House Speaker John Boehner arrives for a meeting with House Republicans on Tuesday.(Photo: J. Scott Applewhite, AP)
WASHINGTON - House Speaker John Boehner, R-Ohio, was handed a stunning defeat late Thursday by members of his own party who refused to support his "Plan B" to avoid the year-end "fiscal cliff" that threatens to send the economy in to a recession.
GOP leaders worked intensely Thursday to build support for Boehner's two-pronged legislative effort to cut spending and extend current tax rates for all but those earning $1 million or above, but they could not convince enough Republicans to vote for the proposal in the face of what was expected to be unanimous opposition from Democrats.
Boehner's failure to move his alternative plan through the House, as well as the current impasse with the president on how to address expiring tax rates and impending spending cuts, has thrown negotiations to avert the "fiscal cliff" in to disarray just 10 days before it hits.
In a brief statement, Boehner said his plan "did not have sufficient support for our members to pass" and he put the onus to avert the "fiscal cliff" on Obama and Senate Majority Leader Harry Reid, D-Nev.
Boehner summoned his rank-and-file to a meeting late Thursday where he opened with the Serenity Prayer and informed his members that he did not have enough of their support to move forward.
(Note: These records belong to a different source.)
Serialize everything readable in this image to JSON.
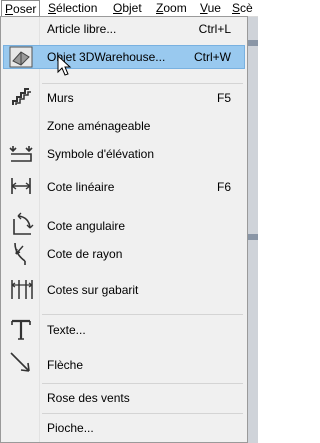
{
  "menubar": {
    "items": [
      {
        "label": "Poser",
        "accel": "P",
        "rest": "oser"
      },
      {
        "label": "Sélection",
        "accel": "S",
        "rest": "élection"
      },
      {
        "label": "Objet",
        "accel": "O",
        "rest": "bjet"
      },
      {
        "label": "Zoom",
        "accel": "Z",
        "rest": "oom"
      },
      {
        "label": "Vue",
        "accel": "V",
        "rest": "ue"
      },
      {
        "label": "Scè",
        "accel": "S",
        "rest": "cè"
      }
    ]
  },
  "menu": {
    "items": [
      {
        "label": "Article libre...",
        "shortcut": "Ctrl+L",
        "icon": "none"
      },
      {
        "label": "Objet 3DWarehouse...",
        "shortcut": "Ctrl+W",
        "icon": "3d-warehouse-icon",
        "highlighted": true
      },
      {
        "label": "Murs",
        "shortcut": "F5",
        "icon": "wall-icon"
      },
      {
        "label": "Zone aménageable",
        "shortcut": "",
        "icon": "none"
      },
      {
        "label": "Symbole d'élévation",
        "shortcut": "",
        "icon": "elevation-symbol-icon"
      },
      {
        "label": "Cote linéaire",
        "shortcut": "F6",
        "icon": "linear-dimension-icon"
      },
      {
        "label": "Cote angulaire",
        "shortcut": "",
        "icon": "angular-dimension-icon"
      },
      {
        "label": "Cote de rayon",
        "shortcut": "",
        "icon": "radius-dimension-icon"
      },
      {
        "label": "Cotes sur gabarit",
        "shortcut": "",
        "icon": "template-dimensions-icon"
      },
      {
        "label": "Texte...",
        "shortcut": "",
        "icon": "text-icon"
      },
      {
        "label": "Flèche",
        "shortcut": "",
        "icon": "arrow-icon"
      },
      {
        "label": "Rose des vents",
        "shortcut": "",
        "icon": "none"
      },
      {
        "label": "Pioche...",
        "shortcut": "",
        "icon": "none"
      }
    ]
  },
  "colors": {
    "menu_bg": "#f0f0f0",
    "highlight_bg": "#99c9ef",
    "highlight_border": "#79b1e0",
    "separator": "#d4d4d4"
  }
}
He told lawmakers that he would reach out to President Obama to determine the next steps. Lawmakers were told they could go home for the Christmas holiday. No votes are expected in Congress before Dec. 27.
"This was our attempt to lead," said Rep. Aaron Schock, R-Ill., who supported Boehner's plan. "Clearly we were not able to do that. So now we're going to have to respond to whatever the Senate is able to do."
Senate Majority Leader Harry Reid, D-Nev., supports President Obama's proposal to let tax rates expire for those earning $250,000 and above. In negotiations with Boehner, the president agreed to $400,000 and above, but it is unclear how the GOP's failure Thursday to approve their own tax plan will affect ongoing negotiations.